The job’s purpose and potential mattered a great deal to me philosophically. I cared about Yale, and I cared about making it a better place for people who worked there.
Given all these reasons to be at Yale, I declined the offer to interview at the other institution.
Over dinner, shortly after declining the offer, my husband said to me, “You’re going to speak to your boss, right?” I said, “Why?”
“For two reasons,” he said. “One — the Ivy League community is small. Secondly — you should ask for a raise.”
It had not occurred to me to parlay the recruitment attempt into more pay and it felt like a mild sort of blackmail or threat, but I saw my husband’s point and knew that a man would probably not hesitate to do so. It still didn’t feel quite right but I did go to my boss.
I told him about the offer to interview and told him that I already declined it, and I was not looking for anything from Yale. I just wanted him to know that the other school had reached out to me in case he encountered someone from there who might mention it to him. Without skipping a beat, my boss responded, “I’m increasing your pay.”
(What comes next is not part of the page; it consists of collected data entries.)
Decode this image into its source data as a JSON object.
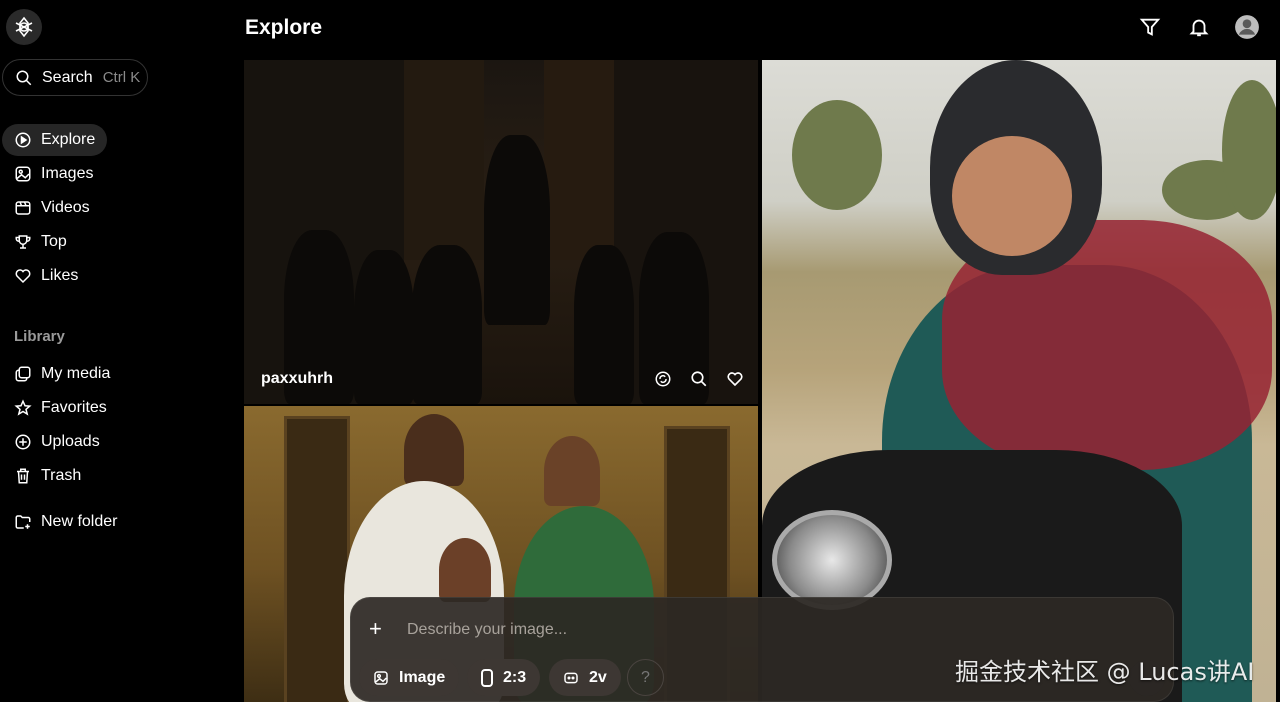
{
  "header": {
    "title": "Explore"
  },
  "sidebar": {
    "search": {
      "label": "Search",
      "shortcut": "Ctrl K"
    },
    "nav": [
      {
        "label": "Explore",
        "icon": "explore-icon",
        "active": true
      },
      {
        "label": "Images",
        "icon": "images-icon"
      },
      {
        "label": "Videos",
        "icon": "videos-icon"
      },
      {
        "label": "Top",
        "icon": "trophy-icon"
      },
      {
        "label": "Likes",
        "icon": "heart-icon"
      }
    ],
    "library_title": "Library",
    "library": [
      {
        "label": "My media",
        "icon": "my-media-icon"
      },
      {
        "label": "Favorites",
        "icon": "star-icon"
      },
      {
        "label": "Uploads",
        "icon": "upload-icon"
      },
      {
        "label": "Trash",
        "icon": "trash-icon"
      }
    ],
    "new_folder": {
      "label": "New folder",
      "icon": "new-folder-icon"
    }
  },
  "feed": {
    "tiles": [
      {
        "username": "paxxuhrh"
      }
    ]
  },
  "prompt": {
    "placeholder": "Describe your image...",
    "mode_label": "Image",
    "aspect_label": "2:3",
    "variants_label": "2v",
    "help_label": "?"
  },
  "watermark": "掘金技术社区 @ Lucas讲AI",
  "colors": {
    "background": "#000000",
    "active_nav": "#262626",
    "prompt_bg": "#2d2824"
  }
}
I have used the insights from this scenario throughout my career when I coach executive women. It’s not about “blackmail” or threats; it’s recognizing that the market values your talents and is willing to pay you more than what you’re making. It’s information that you might be underpaid. Sometimes, it’s an opportunity to ask for a change in title or a change in breadth of responsibility; it’s not always about the money.
But it is a cue to have a conversation with your boss, no matter what.